Kodiak’s Fisheries Group Dismisses Study in Letter to Fish Board

The Joint Kodiak Fishery Work Group met Monday (Feb. 27) morning to review and vote on approving a letter to be sent to the Alaska Board of Fisheries regarding an intercept fishery study. It’s a letter the group plans to deliver at the Fish Board meeting currently underway in Anchorage.

All four members present, co-Chair Larry LeDoux, fellow borough assemblymen Kyle Crow and Matt Van Daele, and city Councilman John Whiddon, approved the letter, which addresses a genetic study indicating Upper Cook Inlet salmon are caught around Kodiak Island.

Van Daele outlined some of the key points of the letter:

“For those of you who don’t have immediate access to it, or are listening to the radio right now and not looking at it on the internet, ‘Any sudden change to the Kodiak Management Area’s Management Plan based on information that has been readily available for many years would be disruptive and potentially catastrophic to the thousands of individuals and their families whose livelihood depend on responsible and sustainable salmon management in the KMA,’” Van Daele said. “And that’s the key point of our letter. And we also go on to state that all of our communities in Kodiak are salmon-dependent.”

Van Daele said the letter also requests that processors and other groups potentially affected by any change be considered as stakeholders by the Board of Fisheries if a working group is created to look at the genetic study. The vote drew positive response from callers listening on KMXT, which broadcast the brief meeting live.

“I just want to commend you guys for stepping up nice and quick like this and putting a real nice letter together,” said Bruce Schactler in a phone call to the meeting. “I also hope the city and borough can get together like you did 20 years ago when we ended this conversation, we thought, in 1996.”

Schactler said the issue has become even more political in the ensuing two decades. Whiddon agreed.

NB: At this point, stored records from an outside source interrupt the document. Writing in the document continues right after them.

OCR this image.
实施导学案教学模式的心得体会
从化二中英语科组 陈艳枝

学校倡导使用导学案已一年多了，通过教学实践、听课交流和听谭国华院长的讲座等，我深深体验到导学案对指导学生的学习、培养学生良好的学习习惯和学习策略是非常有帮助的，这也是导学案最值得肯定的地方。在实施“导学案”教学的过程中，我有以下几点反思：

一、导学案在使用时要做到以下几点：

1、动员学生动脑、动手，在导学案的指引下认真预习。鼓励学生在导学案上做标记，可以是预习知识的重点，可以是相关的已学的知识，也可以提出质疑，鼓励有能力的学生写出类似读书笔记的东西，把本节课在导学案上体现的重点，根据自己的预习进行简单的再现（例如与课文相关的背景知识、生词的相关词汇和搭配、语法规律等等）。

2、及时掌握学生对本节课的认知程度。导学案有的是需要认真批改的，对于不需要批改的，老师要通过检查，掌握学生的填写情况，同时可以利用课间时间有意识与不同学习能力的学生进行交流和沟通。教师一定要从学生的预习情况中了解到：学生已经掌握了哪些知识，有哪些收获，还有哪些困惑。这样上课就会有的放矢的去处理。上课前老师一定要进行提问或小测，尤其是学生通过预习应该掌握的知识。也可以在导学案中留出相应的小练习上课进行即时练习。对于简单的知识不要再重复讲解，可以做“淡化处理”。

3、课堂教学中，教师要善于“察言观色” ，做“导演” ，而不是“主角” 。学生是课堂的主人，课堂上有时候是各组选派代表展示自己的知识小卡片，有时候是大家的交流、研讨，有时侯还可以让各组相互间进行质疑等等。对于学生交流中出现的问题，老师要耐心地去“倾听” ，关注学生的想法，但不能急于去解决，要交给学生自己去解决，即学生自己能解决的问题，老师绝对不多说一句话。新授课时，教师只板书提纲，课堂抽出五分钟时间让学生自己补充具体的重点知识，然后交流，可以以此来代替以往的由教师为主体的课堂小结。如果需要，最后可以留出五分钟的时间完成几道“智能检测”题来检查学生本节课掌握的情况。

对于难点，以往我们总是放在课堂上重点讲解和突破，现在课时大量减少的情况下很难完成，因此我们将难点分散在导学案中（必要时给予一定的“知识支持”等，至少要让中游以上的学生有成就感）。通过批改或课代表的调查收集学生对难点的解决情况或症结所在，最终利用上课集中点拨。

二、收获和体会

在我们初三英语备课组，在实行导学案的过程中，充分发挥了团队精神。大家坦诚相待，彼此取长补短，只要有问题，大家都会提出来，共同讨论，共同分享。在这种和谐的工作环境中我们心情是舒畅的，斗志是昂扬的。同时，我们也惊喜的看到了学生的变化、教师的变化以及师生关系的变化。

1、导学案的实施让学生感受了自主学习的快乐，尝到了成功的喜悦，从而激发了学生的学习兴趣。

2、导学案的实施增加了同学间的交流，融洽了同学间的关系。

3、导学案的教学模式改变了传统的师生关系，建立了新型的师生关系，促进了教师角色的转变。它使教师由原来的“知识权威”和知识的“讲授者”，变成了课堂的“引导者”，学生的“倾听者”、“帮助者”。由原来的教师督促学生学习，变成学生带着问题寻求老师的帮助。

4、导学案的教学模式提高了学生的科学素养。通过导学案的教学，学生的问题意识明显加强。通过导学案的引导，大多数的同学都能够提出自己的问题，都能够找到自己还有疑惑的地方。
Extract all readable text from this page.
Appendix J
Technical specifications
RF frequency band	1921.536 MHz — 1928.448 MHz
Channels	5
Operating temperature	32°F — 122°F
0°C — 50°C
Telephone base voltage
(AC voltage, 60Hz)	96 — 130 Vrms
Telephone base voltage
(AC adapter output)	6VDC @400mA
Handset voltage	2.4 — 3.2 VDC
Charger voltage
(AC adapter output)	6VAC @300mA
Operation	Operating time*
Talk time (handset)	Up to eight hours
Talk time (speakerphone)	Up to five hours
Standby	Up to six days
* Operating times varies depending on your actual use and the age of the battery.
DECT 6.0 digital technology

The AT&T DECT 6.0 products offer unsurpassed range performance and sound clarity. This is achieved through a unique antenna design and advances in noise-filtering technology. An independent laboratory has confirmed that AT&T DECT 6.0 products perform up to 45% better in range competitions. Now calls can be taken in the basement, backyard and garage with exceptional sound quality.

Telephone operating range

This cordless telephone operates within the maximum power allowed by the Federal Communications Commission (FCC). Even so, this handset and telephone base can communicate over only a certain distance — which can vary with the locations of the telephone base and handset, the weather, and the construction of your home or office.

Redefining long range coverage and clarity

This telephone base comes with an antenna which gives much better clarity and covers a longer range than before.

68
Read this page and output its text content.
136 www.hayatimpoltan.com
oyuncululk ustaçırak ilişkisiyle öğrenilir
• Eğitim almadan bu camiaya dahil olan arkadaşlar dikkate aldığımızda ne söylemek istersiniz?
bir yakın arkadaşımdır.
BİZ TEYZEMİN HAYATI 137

“This is not a simple issue. This is actually an economic issue, both here in Kodiak, and as it turns out, emergency economies in Cook Inlet and Upper Cook Inlet,” Whiddon said. “So, that then quickly becomes political as you start looking at allocations.”

LeDoux pointed out that there is a request before the Fish Board, which is meeting right now, to fast track a look at the genetic study.

“One of the reasons we’re concerned about the meeting that’s going on right now is a request that they revisit some of the Kodiak fisheries issues outside of the three-years cycle.” LeDoux said. “So that’s what we’re paying attention to right now.”

In general, the Fishery Work Group itself is getting positive reviews.

“My name is Bob Bally, and I’m a commercial fisherman here. And I would just like to take the time to thank the group, the Fisheries Work Group. And to acknowledged that this is an important group and we needed to put this together and have your guys’ support and knowledge and ability to look at our issues, and listen to our emotions, and I just think this is a prime example of how important this group is and how it should continue in our community and I just want to thank you.”

The Board of Fisheries current meeting in Anchorage started Thursday, and lasts until March 8.